Der Suhrkamp Verlag verlegt keine Bücher, sondern Autoren – auf dieses verlegerische Prinzip lassen sich auch die programmatischen Leitgedanken zurückführen. Dieses Paradoxon verweist darauf, dass es dem Verlag nicht nur um das einzelne Buch geht, sondern um die literarische oder wissenschaftliche Gesamtphysiognomie seiner Autoren. Das Programm des Suhrkamp Verlags beruht somit auf zwei Publikationspfeilern: Die Literatur und die Wissenschaft.

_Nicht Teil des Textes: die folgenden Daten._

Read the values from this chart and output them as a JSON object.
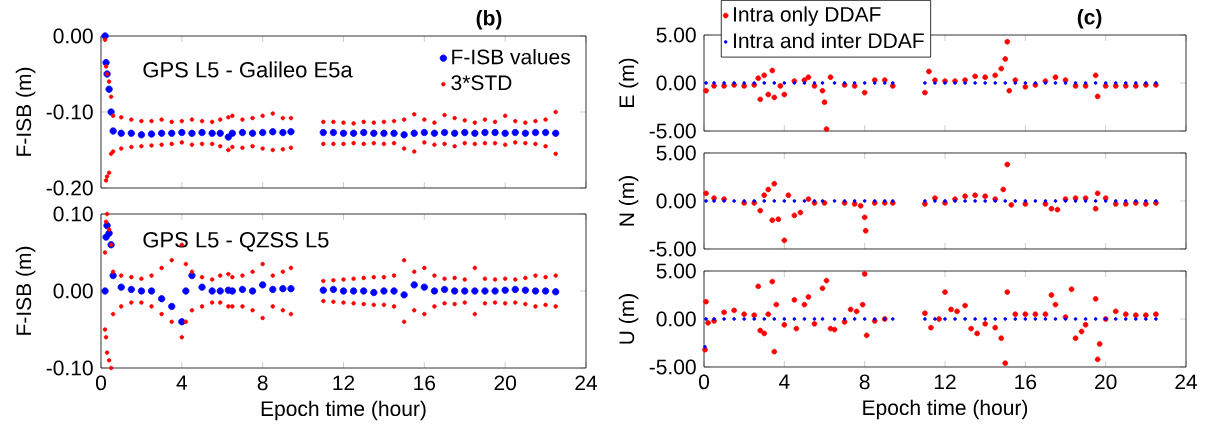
{
  "chart_data": [
    {
      "type": "scatter",
      "title": "(b)",
      "ylabel": "F-ISB (m)",
      "annotations": [
        "GPS L5 - Galileo E5a"
      ],
      "xlim": [
        0,
        24
      ],
      "xticks": [
        0,
        4,
        8,
        12,
        16,
        20,
        24
      ],
      "ylim": [
        -0.2,
        0
      ],
      "yticks": [
        {
          "value": -0.2,
          "label": "-0.20"
        },
        {
          "value": -0.1,
          "label": "-0.10"
        },
        {
          "value": 0,
          "label": "0.00"
        }
      ],
      "tick_labels": "y",
      "marker": "circle",
      "legend": "top right",
      "x": [
        0.2,
        0.25,
        0.3,
        0.4,
        0.5,
        0.6,
        1,
        1.5,
        2,
        2.5,
        3,
        3.5,
        4,
        4.5,
        5,
        5.5,
        5.9,
        6.3,
        6.5,
        7,
        7.5,
        8,
        8.5,
        9,
        9.4,
        11,
        11.5,
        12,
        12.5,
        13,
        13.5,
        14,
        14.5,
        15,
        15.5,
        16,
        16.5,
        17,
        17.5,
        18,
        18.5,
        19,
        19.5,
        20,
        20.5,
        21,
        21.5,
        22,
        22.5
      ],
      "series": [
        {
          "name": "F-ISB values",
          "color": "#0000ff",
          "values": [
            0,
            -0.035,
            -0.05,
            -0.07,
            -0.1,
            -0.125,
            -0.128,
            -0.128,
            -0.13,
            -0.129,
            -0.128,
            -0.128,
            -0.127,
            -0.128,
            -0.127,
            -0.128,
            -0.128,
            -0.133,
            -0.128,
            -0.127,
            -0.128,
            -0.127,
            -0.126,
            -0.127,
            -0.126,
            -0.127,
            -0.127,
            -0.128,
            -0.128,
            -0.127,
            -0.128,
            -0.128,
            -0.128,
            -0.13,
            -0.128,
            -0.127,
            -0.128,
            -0.127,
            -0.128,
            -0.127,
            -0.128,
            -0.127,
            -0.127,
            -0.128,
            -0.127,
            -0.128,
            -0.127,
            -0.127,
            -0.128
          ]
        },
        {
          "name": "3*STD",
          "color": "#ff0000",
          "values": [
            -0.005,
            -0.04,
            -0.05,
            -0.06,
            -0.08,
            -0.105,
            -0.107,
            -0.11,
            -0.112,
            -0.112,
            -0.11,
            -0.113,
            -0.112,
            -0.11,
            -0.112,
            -0.113,
            -0.11,
            -0.107,
            -0.105,
            -0.11,
            -0.108,
            -0.105,
            -0.102,
            -0.108,
            -0.108,
            -0.113,
            -0.113,
            -0.114,
            -0.115,
            -0.113,
            -0.114,
            -0.113,
            -0.112,
            -0.11,
            -0.103,
            -0.11,
            -0.114,
            -0.104,
            -0.108,
            -0.111,
            -0.114,
            -0.11,
            -0.113,
            -0.105,
            -0.112,
            -0.114,
            -0.112,
            -0.11,
            -0.1
          ]
        },
        {
          "color": "#ff0000",
          "values": [
            null,
            -0.19,
            -0.185,
            -0.18,
            -0.155,
            -0.152,
            -0.148,
            -0.146,
            -0.145,
            -0.144,
            -0.143,
            -0.142,
            -0.14,
            -0.143,
            -0.142,
            -0.142,
            -0.145,
            -0.15,
            -0.146,
            -0.147,
            -0.145,
            -0.148,
            -0.15,
            -0.149,
            -0.147,
            -0.142,
            -0.142,
            -0.142,
            -0.141,
            -0.142,
            -0.141,
            -0.142,
            -0.141,
            -0.148,
            -0.152,
            -0.14,
            -0.143,
            -0.142,
            -0.145,
            -0.141,
            -0.142,
            -0.141,
            -0.141,
            -0.143,
            -0.14,
            -0.141,
            -0.142,
            -0.145,
            -0.155
          ]
        }
      ]
    },
    {
      "type": "scatter",
      "xlabel": "Epoch time (hour)",
      "ylabel": "F-ISB (m)",
      "annotations": [
        "GPS L5 - QZSS L5"
      ],
      "xlim": [
        0,
        24
      ],
      "xticks": [
        0,
        4,
        8,
        12,
        16,
        20,
        24
      ],
      "ylim": [
        -0.1,
        0.1
      ],
      "yticks": [
        {
          "value": -0.1,
          "label": "-0.10"
        },
        {
          "value": 0,
          "label": "0.00"
        },
        {
          "value": 0.1,
          "label": "0.10"
        }
      ],
      "marker": "circle",
      "x": [
        0.2,
        0.25,
        0.3,
        0.4,
        0.5,
        0.6,
        1,
        1.5,
        2,
        2.5,
        3,
        3.5,
        4,
        4.2,
        4.5,
        5,
        5.5,
        5.9,
        6.3,
        6.5,
        7,
        7.5,
        8,
        8.5,
        9,
        9.4,
        11,
        11.5,
        12,
        12.5,
        13,
        13.5,
        14,
        14.5,
        15,
        15.5,
        16,
        16.5,
        17,
        17.5,
        18,
        18.5,
        19,
        19.5,
        20,
        20.5,
        21,
        21.5,
        22,
        22.5
      ],
      "series": [
        {
          "color": "#0000ff",
          "values": [
            0,
            0.07,
            0.085,
            0.075,
            0.06,
            0.02,
            0.005,
            0.002,
            0,
            0,
            -0.01,
            -0.02,
            -0.04,
            0,
            0.02,
            0.005,
            0,
            0,
            0.001,
            0,
            0.002,
            0,
            0.008,
            0.002,
            0.003,
            0.003,
            0.001,
            0.002,
            0,
            0,
            0,
            -0.002,
            0,
            0,
            -0.005,
            0.008,
            0.005,
            0,
            0.002,
            0,
            0,
            0,
            0,
            0,
            0.001,
            0.002,
            0.001,
            0,
            0,
            -0.001
          ]
        },
        {
          "color": "#ff0000",
          "values": [
            0.05,
            0.09,
            0.1,
            0.08,
            0.06,
            0.025,
            0.02,
            0.018,
            0.016,
            0.02,
            0.03,
            0.04,
            0.06,
            0.035,
            0.025,
            0.018,
            0.015,
            0.02,
            0.022,
            0.018,
            0.02,
            0.025,
            0.035,
            0.02,
            0.025,
            0.03,
            0.013,
            0.014,
            0.015,
            0.016,
            0.017,
            0.018,
            0.018,
            0.02,
            0.04,
            0.025,
            0.03,
            0.02,
            0.016,
            0.017,
            0.015,
            0.03,
            0.016,
            0.015,
            0.016,
            0.015,
            0.017,
            0.02,
            0.018,
            0.02
          ]
        },
        {
          "color": "#ff0000",
          "values": [
            -0.05,
            -0.06,
            -0.08,
            -0.09,
            -0.1,
            -0.03,
            -0.02,
            -0.015,
            -0.015,
            -0.02,
            -0.03,
            -0.04,
            -0.06,
            -0.04,
            -0.025,
            -0.02,
            -0.015,
            -0.015,
            -0.02,
            -0.02,
            -0.02,
            -0.025,
            -0.035,
            -0.02,
            -0.025,
            -0.03,
            -0.013,
            -0.014,
            -0.015,
            -0.016,
            -0.017,
            -0.018,
            -0.018,
            -0.02,
            -0.04,
            -0.025,
            -0.03,
            -0.02,
            -0.016,
            -0.017,
            -0.015,
            -0.03,
            -0.016,
            -0.015,
            -0.016,
            -0.015,
            -0.017,
            -0.02,
            -0.018,
            -0.02
          ]
        }
      ]
    },
    {
      "type": "scatter",
      "title": "(c)",
      "ylabel": "E (m)",
      "xlim": [
        0,
        24
      ],
      "xticks": [
        0,
        4,
        8,
        12,
        16,
        20,
        24
      ],
      "ylim": [
        -5,
        5
      ],
      "yticks": [
        {
          "value": -5,
          "label": "-5.00"
        },
        {
          "value": 0,
          "label": "0.00"
        },
        {
          "value": 5,
          "label": "5.00"
        }
      ],
      "tick_labels": "y",
      "marker": "circle",
      "legend": "top left",
      "series": [
        {
          "name": "Intra only DDAF",
          "color": "#ff0000",
          "x": [
            0.1,
            0.5,
            1,
            1.5,
            2,
            2.5,
            2.7,
            2.8,
            3,
            3.2,
            3.4,
            3.5,
            3.8,
            4,
            4.5,
            5,
            5.2,
            5.5,
            5.9,
            6,
            6.1,
            6.3,
            7,
            7.5,
            8,
            8.5,
            9,
            9.4,
            11,
            11.2,
            11.5,
            12,
            12.5,
            13,
            13.5,
            14,
            14.5,
            14.8,
            15,
            15.1,
            15.2,
            15.5,
            16,
            16.5,
            17,
            17.5,
            18,
            18.5,
            19,
            19.5,
            19.6,
            20,
            20.5,
            21,
            21.5,
            22,
            22.5
          ],
          "values": [
            -0.8,
            -0.3,
            -0.3,
            -0.2,
            -0.3,
            -0.2,
            0.5,
            -1.7,
            0.8,
            -1.2,
            1.3,
            -1.5,
            -0.3,
            -1.2,
            0.2,
            0.3,
            0.6,
            -0.3,
            -0.8,
            -2,
            -4.8,
            0.6,
            -0.2,
            -0.3,
            -1,
            0.3,
            0.3,
            -0.3,
            -1,
            1.2,
            0.3,
            0.2,
            0.2,
            0.3,
            0.7,
            0.6,
            0.8,
            1.5,
            2.5,
            4.3,
            -0.8,
            0.3,
            -0.4,
            -0.2,
            0.2,
            0.6,
            0.3,
            -0.3,
            -0.3,
            0.8,
            -1.4,
            -0.3,
            -0.3,
            -0.3,
            -0.3,
            -0.2,
            -0.2
          ]
        },
        {
          "name": "Intra and inter DDAF",
          "color": "#0000ff",
          "x": [
            0.1,
            0.5,
            1,
            1.5,
            2,
            2.5,
            3,
            3.5,
            4,
            4.5,
            5,
            5.5,
            5.9,
            6.5,
            7,
            7.5,
            8,
            8.5,
            9,
            9.4,
            11,
            11.5,
            12,
            12.5,
            13,
            13.5,
            14,
            14.5,
            15,
            15.5,
            16,
            16.5,
            17,
            17.5,
            18,
            18.5,
            19,
            19.5,
            20,
            20.5,
            21,
            21.5,
            22,
            22.5
          ],
          "values": [
            0,
            0,
            0,
            0,
            0,
            0,
            0,
            0,
            0,
            0,
            0,
            0,
            0,
            0,
            0,
            0,
            0,
            0,
            0,
            0,
            0,
            0,
            0,
            0,
            0,
            0,
            0,
            0,
            0,
            0,
            0,
            0,
            0,
            0,
            0,
            0,
            0,
            0,
            0,
            0,
            0,
            0,
            0,
            0
          ]
        }
      ]
    },
    {
      "type": "scatter",
      "ylabel": "N (m)",
      "xlim": [
        0,
        24
      ],
      "xticks": [
        0,
        4,
        8,
        12,
        16,
        20,
        24
      ],
      "ylim": [
        -5,
        5
      ],
      "yticks": [
        {
          "value": -5,
          "label": "-5.00"
        },
        {
          "value": 0,
          "label": "0.00"
        },
        {
          "value": 5,
          "label": "5.00"
        }
      ],
      "tick_labels": "y",
      "marker": "circle",
      "series": [
        {
          "color": "#ff0000",
          "x": [
            0.1,
            0.5,
            1,
            2,
            2.5,
            2.8,
            3,
            3.2,
            3.4,
            3.5,
            3.7,
            4,
            4.2,
            4.5,
            4.8,
            5.2,
            5.5,
            6,
            7,
            7.5,
            7.8,
            8,
            8.05,
            8.5,
            9,
            9.4,
            11,
            11.5,
            12,
            12.5,
            13,
            13.5,
            14,
            14.5,
            14.9,
            15.1,
            15.3,
            16,
            17,
            17.3,
            17.6,
            18,
            18.5,
            19,
            19.5,
            19.6,
            20,
            20.5,
            21,
            21.5,
            22,
            22.5
          ],
          "values": [
            0.8,
            0.3,
            0.2,
            -0.2,
            -0.2,
            -1,
            0.6,
            1.2,
            -2,
            1.8,
            -1.9,
            -4.1,
            0.6,
            -1.5,
            -1.2,
            0.2,
            -0.2,
            -0.2,
            -0.2,
            -0.3,
            -0.5,
            -1.7,
            -3.1,
            -0.2,
            -0.2,
            -0.2,
            -0.3,
            0.3,
            -0.2,
            0.2,
            0.5,
            0.6,
            0.5,
            0.2,
            1.2,
            3.8,
            -0.4,
            -0.3,
            -0.3,
            -0.8,
            -0.9,
            0.2,
            0.3,
            0.3,
            -0.8,
            0.8,
            0.3,
            -0.3,
            -0.3,
            -0.2,
            -0.3,
            -0.2
          ]
        },
        {
          "color": "#0000ff",
          "x": [
            0.1,
            0.5,
            1,
            1.5,
            2,
            2.5,
            3,
            3.5,
            4,
            4.5,
            5,
            5.5,
            5.9,
            6.5,
            7,
            7.5,
            8,
            8.5,
            9,
            9.4,
            11,
            11.5,
            12,
            12.5,
            13,
            13.5,
            14,
            14.5,
            15,
            15.5,
            16,
            16.5,
            17,
            17.5,
            18,
            18.5,
            19,
            19.5,
            20,
            20.5,
            21,
            21.5,
            22,
            22.5
          ],
          "values": [
            0,
            0,
            0,
            0,
            0,
            0,
            0,
            0,
            0,
            0,
            0,
            0,
            0,
            0,
            0,
            0,
            0,
            0,
            0,
            0,
            0,
            0,
            0,
            0,
            0,
            0,
            0,
            0,
            0,
            0,
            0,
            0,
            0,
            0,
            0,
            0,
            0,
            0,
            0,
            0,
            0,
            0,
            0,
            0
          ]
        }
      ]
    },
    {
      "type": "scatter",
      "xlabel": "Epoch time (hour)",
      "ylabel": "U (m)",
      "xlim": [
        0,
        24
      ],
      "xticks": [
        0,
        4,
        8,
        12,
        16,
        20,
        24
      ],
      "ylim": [
        -5,
        5
      ],
      "yticks": [
        {
          "value": -5,
          "label": "-5.00"
        },
        {
          "value": 0,
          "label": "0.00"
        },
        {
          "value": 5,
          "label": "5.00"
        }
      ],
      "marker": "circle",
      "series": [
        {
          "color": "#ff0000",
          "x": [
            0.05,
            0.1,
            0.2,
            0.5,
            1,
            1.5,
            2,
            2.5,
            2.7,
            2.8,
            3,
            3.2,
            3.4,
            3.5,
            3.6,
            4,
            4.5,
            4.6,
            5,
            5.2,
            5.5,
            5.9,
            6.1,
            6.3,
            6.5,
            7,
            7.3,
            7.6,
            7.9,
            8,
            8.1,
            8.5,
            9,
            11,
            11.3,
            11.7,
            12,
            12.3,
            12.6,
            13,
            13.3,
            13.6,
            14,
            14.5,
            14.8,
            15,
            15.1,
            15.5,
            16,
            16.5,
            17,
            17.3,
            17.5,
            18,
            18.3,
            18.5,
            18.8,
            19,
            19.5,
            19.6,
            19.7,
            20,
            20.5,
            21,
            21.5,
            22,
            22.5
          ],
          "values": [
            -3.2,
            1.8,
            -0.4,
            -0.2,
            0.7,
            0.9,
            0.5,
            0.4,
            3.4,
            -1.2,
            -1.5,
            0.5,
            3.9,
            -3.4,
            1.5,
            -0.6,
            2,
            -1,
            1.5,
            2.3,
            -0.5,
            3.2,
            4,
            -1,
            -1.1,
            -0.3,
            1,
            0.8,
            1.5,
            4.7,
            -1.7,
            -0.2,
            0,
            0.6,
            -0.9,
            0,
            2.8,
            1,
            0.8,
            1.4,
            -1,
            -1.5,
            -0.5,
            -0.9,
            -2,
            -4.6,
            2.8,
            0.5,
            0.5,
            0.5,
            0.5,
            2.5,
            1.5,
            0.2,
            3.1,
            -2,
            -1.3,
            -0.6,
            2.1,
            -4.2,
            -2.6,
            0,
            0.8,
            0.5,
            0.4,
            0.4,
            0.5
          ]
        },
        {
          "color": "#0000ff",
          "x": [
            0.05,
            0.1,
            0.5,
            1,
            1.5,
            2,
            2.5,
            3,
            3.5,
            4,
            4.5,
            5,
            5.5,
            5.9,
            6.5,
            7,
            7.5,
            8,
            8.5,
            9,
            9.4,
            11,
            11.5,
            12,
            12.5,
            13,
            13.5,
            14,
            14.5,
            15,
            15.5,
            16,
            16.5,
            17,
            17.5,
            18,
            18.5,
            19,
            19.5,
            20,
            20.5,
            21,
            21.5,
            22,
            22.5
          ],
          "values": [
            -2.9,
            0,
            0,
            0,
            0,
            0,
            0,
            0,
            0,
            0,
            0,
            0,
            0,
            0,
            0,
            0,
            0,
            0,
            0,
            0,
            0,
            0,
            0,
            0,
            0,
            0,
            0,
            0,
            0,
            0,
            0,
            0,
            0,
            0,
            0,
            0,
            0,
            0,
            0,
            0,
            0,
            0,
            0,
            0,
            0
          ]
        }
      ]
    }
  ]
}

Im Mittelpunkt der Jahresprogramme steht nach wie vor die junge deutschsprachige Literatur. Auch »klassische Autoren« – wie zum Beispiel Hermann Broch, Ödön von Horváth und Robert Walser – hat der Verlag neu entdeckt und große internationale Literatur übersetzt, allen voran Samuel Beckett, James Joyce und Marcel Proust. Einen Schwerpunkt bilden Titel aus der lateinamerikanischen, spanischen und portugiesischen Literatur von Isabel Allende, Octavio Paz bis Mario Vargas Llosa. Auch die Literatur aus Osteuropa unterstützt der Verlag mit seinen Veröffentlichungen zum Beispiel von Konrad, Hrabal oder Lem. Darüber hinaus setzt der Verlag Schwerpunkte in der Lyrik, der dramatischen Literatur, den Briefwechseln, Biographien, Essays und Werkausgaben.
Im Zentrum der Geisteswissenschaften stehen die Soziologie und die Philosophie mit Autoren wie Theodor W. Adorno, Walter Benjamin, Ernst Bloch, Hans Blumenberg  Jürgen Habermas, Niklas Luhmann und Gershom Scholem.